Monumental sculptures and live interventions coexist during the six-week exhibition span. Jonathan Baldock has created this new body of work honing techniques and crafts traditionally associated with the domestic sphere, the home. Felting, basket weaving, candle making, appliqué and stitching allude to idealised domestic bliss and gendered roles. Some iconic references from the Wizard of Oz create an interplay with scale, terrors and wonder bordering on the monstrous.
A host of sculptures collaborate and become a chorus: a pouting stained glass window; a human-scale votive candle adorned with waxen ears; a wicker-chain morphs into a human spine; chandeliers shaped like breasts suspend over us with intent; a sandy table in the form of an eye are vying for attention. This fractured human body is patrolled by a mysterious, statuesque white horse further creating a surreal setting.

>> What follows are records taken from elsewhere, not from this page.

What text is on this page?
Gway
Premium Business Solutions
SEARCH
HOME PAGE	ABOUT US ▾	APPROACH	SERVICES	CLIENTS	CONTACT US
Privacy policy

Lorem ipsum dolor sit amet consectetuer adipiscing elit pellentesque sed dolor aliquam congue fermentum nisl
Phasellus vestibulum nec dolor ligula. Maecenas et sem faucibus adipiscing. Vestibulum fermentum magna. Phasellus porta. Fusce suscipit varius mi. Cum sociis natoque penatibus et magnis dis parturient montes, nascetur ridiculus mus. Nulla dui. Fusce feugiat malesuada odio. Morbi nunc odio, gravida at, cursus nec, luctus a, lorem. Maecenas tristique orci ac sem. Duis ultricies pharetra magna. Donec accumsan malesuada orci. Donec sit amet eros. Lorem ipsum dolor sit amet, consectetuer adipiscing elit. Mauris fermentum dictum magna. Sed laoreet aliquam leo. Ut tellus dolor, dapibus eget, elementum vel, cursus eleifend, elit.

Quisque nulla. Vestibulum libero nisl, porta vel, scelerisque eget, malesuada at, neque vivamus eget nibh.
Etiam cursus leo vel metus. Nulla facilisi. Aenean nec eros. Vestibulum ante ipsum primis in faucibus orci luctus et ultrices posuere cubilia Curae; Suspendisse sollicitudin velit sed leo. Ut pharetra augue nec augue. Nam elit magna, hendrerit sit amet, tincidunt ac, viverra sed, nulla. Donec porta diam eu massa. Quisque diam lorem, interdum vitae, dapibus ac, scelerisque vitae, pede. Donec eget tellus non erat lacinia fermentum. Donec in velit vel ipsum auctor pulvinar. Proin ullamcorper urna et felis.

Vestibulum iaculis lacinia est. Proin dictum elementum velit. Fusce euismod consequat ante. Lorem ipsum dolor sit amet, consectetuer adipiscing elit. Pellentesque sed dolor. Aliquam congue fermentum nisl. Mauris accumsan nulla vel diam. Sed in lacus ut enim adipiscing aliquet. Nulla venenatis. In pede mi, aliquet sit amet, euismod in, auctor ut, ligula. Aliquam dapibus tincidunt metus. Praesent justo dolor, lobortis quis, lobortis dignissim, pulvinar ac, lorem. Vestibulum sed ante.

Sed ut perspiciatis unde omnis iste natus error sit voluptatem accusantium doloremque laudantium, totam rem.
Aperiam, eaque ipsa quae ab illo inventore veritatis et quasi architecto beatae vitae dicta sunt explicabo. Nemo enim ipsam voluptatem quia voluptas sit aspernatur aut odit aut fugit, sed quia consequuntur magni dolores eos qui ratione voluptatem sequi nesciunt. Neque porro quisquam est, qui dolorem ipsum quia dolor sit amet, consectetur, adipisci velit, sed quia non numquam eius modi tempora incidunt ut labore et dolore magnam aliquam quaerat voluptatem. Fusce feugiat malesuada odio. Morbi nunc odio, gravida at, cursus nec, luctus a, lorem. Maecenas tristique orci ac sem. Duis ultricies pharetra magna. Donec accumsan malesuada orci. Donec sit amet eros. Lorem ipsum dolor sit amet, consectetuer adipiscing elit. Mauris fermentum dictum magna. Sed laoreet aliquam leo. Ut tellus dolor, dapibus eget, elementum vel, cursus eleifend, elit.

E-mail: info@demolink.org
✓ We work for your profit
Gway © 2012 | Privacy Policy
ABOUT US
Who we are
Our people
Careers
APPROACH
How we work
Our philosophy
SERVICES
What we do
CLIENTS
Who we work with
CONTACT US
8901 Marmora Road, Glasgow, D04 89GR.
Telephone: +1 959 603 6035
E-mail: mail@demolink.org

Dilston Grove having been a historic church, one of the first concrete buildings of its size in Britain, still carries the idea and the scale of the ritualistic. With Jonathan Baldock’s art occupying such a cavernous space where sculptures are stretching from floor to ceiling, once again encourages us to step within the artist’s created reverie loaded with mythological, folkloric and ceremonial meaning.
The Dilston Grove installation will become animated when Jonathan Baldock collaborates with Vancouver’s Kokoro Dance company who will interact with it in bespoke, sculptural costumes.
Performances by Kokoro Dance will take place at Dilston Grove on 2 and 8 July (4pm) and on the evening of Friday 7 July (7-9pm). Free, no booking required.
THERE’S NO PLACE LIKE HOME is generously supported by The Paul and Louise Cooke Endowment, The Foyle Foundation, Weber Industries, KERAX, Arts Council England and Southwark Council.